John Mayer - Continuum
Mayer doesn’t have the chops to be the next immortalized music-god, but he is definitely talented.
My first exposure to the supposedly ‘new,’ post-Room For Squares John Mayer was when a friend of mine handed me the buds to his iPod, and asked me to listen to this cool, new jazz-blues musician he had ran across. He was obviously baiting me, and upon giving a track or two a spin I enjoyed it quite a bit. I soon learned that, quite contrary to what he first told me, it was actually last year’s live John Mayer Trio effort Try!. This record was quite a definite departure for the doe-eyed pop auteur. Instead of mushy love songs, he was trying to be Hendrix with a lean, mean classic blues backing team. And, most surprisingly, it kind of worked. Mayer doesn’t have the chops to be the next immortalized music-god, but he is definitely talented, and proved with that release that, when let loose, he can make one heck of a rollickingly enjoyable album.
So, it is with that direction that it brings us to where we are today. Looking at Mayer’s most recent studio effort: Continuum. I was a bit apprehensive at first, but upon repeated listens, Mayer has definitely assembled a great collection of songs here. This feels more like a follow-up to Mayer’s 2003 studio disc Heavier Things than it does Try!, but it also brings with it the loose, bluesy feel of smoky barrooms echoing throughout his solid live effort. He even carries over a tidbit or two from both Heavier Things, and Try!; just to be sure you get the hint.
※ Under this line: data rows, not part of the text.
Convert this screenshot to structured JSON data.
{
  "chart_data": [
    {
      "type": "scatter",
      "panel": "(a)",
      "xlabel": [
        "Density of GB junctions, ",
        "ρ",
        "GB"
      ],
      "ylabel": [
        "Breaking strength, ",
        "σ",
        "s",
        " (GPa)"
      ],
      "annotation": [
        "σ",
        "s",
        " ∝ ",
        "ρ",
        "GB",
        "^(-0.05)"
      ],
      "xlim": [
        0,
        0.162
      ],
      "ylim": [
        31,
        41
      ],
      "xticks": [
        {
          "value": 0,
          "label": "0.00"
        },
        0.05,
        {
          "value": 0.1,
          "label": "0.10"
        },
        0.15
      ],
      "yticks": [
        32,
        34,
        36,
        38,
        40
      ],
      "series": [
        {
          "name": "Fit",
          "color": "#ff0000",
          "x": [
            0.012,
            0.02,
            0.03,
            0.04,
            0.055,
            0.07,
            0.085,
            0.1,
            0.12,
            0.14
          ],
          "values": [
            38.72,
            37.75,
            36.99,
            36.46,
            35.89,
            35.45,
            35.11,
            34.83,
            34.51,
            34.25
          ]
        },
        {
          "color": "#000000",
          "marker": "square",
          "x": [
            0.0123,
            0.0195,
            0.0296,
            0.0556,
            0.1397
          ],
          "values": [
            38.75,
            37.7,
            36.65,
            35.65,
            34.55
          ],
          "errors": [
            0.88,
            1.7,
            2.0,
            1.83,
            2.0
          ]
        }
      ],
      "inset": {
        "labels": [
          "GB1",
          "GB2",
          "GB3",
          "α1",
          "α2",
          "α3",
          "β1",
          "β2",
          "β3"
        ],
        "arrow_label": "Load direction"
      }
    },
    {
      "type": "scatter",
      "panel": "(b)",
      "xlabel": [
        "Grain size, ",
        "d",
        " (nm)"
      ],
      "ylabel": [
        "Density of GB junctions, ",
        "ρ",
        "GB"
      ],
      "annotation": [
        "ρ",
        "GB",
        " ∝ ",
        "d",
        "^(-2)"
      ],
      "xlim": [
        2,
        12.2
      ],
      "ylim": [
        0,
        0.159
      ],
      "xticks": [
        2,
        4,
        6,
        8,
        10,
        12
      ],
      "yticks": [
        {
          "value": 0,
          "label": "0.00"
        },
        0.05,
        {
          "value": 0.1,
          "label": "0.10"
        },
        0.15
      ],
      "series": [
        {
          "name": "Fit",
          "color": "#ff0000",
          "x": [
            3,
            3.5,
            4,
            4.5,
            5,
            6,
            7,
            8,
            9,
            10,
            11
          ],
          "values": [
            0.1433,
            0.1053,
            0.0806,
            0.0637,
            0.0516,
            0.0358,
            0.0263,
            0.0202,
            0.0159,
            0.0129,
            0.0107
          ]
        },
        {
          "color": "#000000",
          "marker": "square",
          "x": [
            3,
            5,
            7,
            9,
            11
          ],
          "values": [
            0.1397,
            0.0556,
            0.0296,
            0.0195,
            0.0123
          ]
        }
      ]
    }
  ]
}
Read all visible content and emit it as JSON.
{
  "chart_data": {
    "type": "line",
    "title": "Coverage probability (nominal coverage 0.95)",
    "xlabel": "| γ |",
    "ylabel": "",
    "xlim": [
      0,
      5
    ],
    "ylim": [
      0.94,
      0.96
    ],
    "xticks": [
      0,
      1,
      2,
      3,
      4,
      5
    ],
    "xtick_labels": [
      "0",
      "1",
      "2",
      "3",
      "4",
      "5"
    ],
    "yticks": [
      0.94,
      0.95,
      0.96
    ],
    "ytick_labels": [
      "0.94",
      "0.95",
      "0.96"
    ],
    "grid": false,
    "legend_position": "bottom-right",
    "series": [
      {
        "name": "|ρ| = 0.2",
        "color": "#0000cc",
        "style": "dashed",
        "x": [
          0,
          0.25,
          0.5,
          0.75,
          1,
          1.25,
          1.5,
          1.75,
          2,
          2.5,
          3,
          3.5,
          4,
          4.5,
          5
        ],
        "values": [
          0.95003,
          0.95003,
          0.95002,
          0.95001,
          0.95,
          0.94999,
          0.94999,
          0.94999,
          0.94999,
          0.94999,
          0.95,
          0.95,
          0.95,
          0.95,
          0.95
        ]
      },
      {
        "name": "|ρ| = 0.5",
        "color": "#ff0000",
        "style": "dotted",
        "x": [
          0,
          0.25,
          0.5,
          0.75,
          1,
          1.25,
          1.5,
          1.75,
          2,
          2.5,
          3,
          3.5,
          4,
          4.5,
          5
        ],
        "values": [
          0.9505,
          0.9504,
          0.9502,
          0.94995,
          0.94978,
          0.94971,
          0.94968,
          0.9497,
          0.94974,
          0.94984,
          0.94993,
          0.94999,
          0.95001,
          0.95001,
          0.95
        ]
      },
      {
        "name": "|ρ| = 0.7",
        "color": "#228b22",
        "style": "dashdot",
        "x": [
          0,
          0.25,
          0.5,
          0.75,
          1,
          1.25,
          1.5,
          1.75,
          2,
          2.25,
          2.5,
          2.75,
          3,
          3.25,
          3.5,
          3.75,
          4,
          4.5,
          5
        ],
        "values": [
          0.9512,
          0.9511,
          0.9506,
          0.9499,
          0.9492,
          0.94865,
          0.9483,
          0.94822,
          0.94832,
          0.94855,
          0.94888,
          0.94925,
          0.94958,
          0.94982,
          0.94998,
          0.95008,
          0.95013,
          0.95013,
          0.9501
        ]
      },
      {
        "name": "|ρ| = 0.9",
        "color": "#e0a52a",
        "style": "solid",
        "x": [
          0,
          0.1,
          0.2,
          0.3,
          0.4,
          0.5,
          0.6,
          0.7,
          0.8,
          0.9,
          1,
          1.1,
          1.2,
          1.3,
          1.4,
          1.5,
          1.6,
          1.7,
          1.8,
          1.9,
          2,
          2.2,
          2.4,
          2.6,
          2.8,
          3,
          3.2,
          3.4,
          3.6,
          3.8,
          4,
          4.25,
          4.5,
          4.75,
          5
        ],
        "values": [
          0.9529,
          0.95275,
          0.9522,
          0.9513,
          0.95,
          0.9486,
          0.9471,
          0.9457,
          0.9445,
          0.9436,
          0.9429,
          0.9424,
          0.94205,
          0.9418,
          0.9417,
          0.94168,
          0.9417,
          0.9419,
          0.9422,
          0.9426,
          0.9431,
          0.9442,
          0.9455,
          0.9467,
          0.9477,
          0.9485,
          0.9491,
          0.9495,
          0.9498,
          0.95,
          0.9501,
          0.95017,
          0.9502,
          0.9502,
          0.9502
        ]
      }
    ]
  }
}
I would easily be willing to go so far as to say that this is Mayer’s best album to date; and shows a definite level of maturity many (myself included) never really expected to see from the man that brought us the schmaltz of a song “Your Body Is A Wonderland.” The pop here on Continuum isn’t so much pop as it is smooth jazz. It flows through you; these songs fill the room before you even know what has happened.
As can be witnessed by first single “Waiting On The World To Change,” this record wisely walks the line between accessibility to the masses, and accessibility to blues and jazz fans. Stalwarts and casual listeners alike can latch onto these tracks, with just enough depth and catchiness to happily carry you through the effort as a whole. Mayer seems to have gotten back to the basics of recorded music: that is, creating a cohesive album, as opposed to a disc of potential singles intermittent with filler. I would go through a mini-speculative of highlights, but to be honest there isn’t a bad song in the bunch. It all just flows so evenly, and so perfectly.
I never thought the time would come that I would find myself recommending a John Mayer record, but it seems that the day of reckoning is upon us. This is good stuff—darn good stuff. Don’t let the pop history fool you; John Mayer is back, and man does he mean business.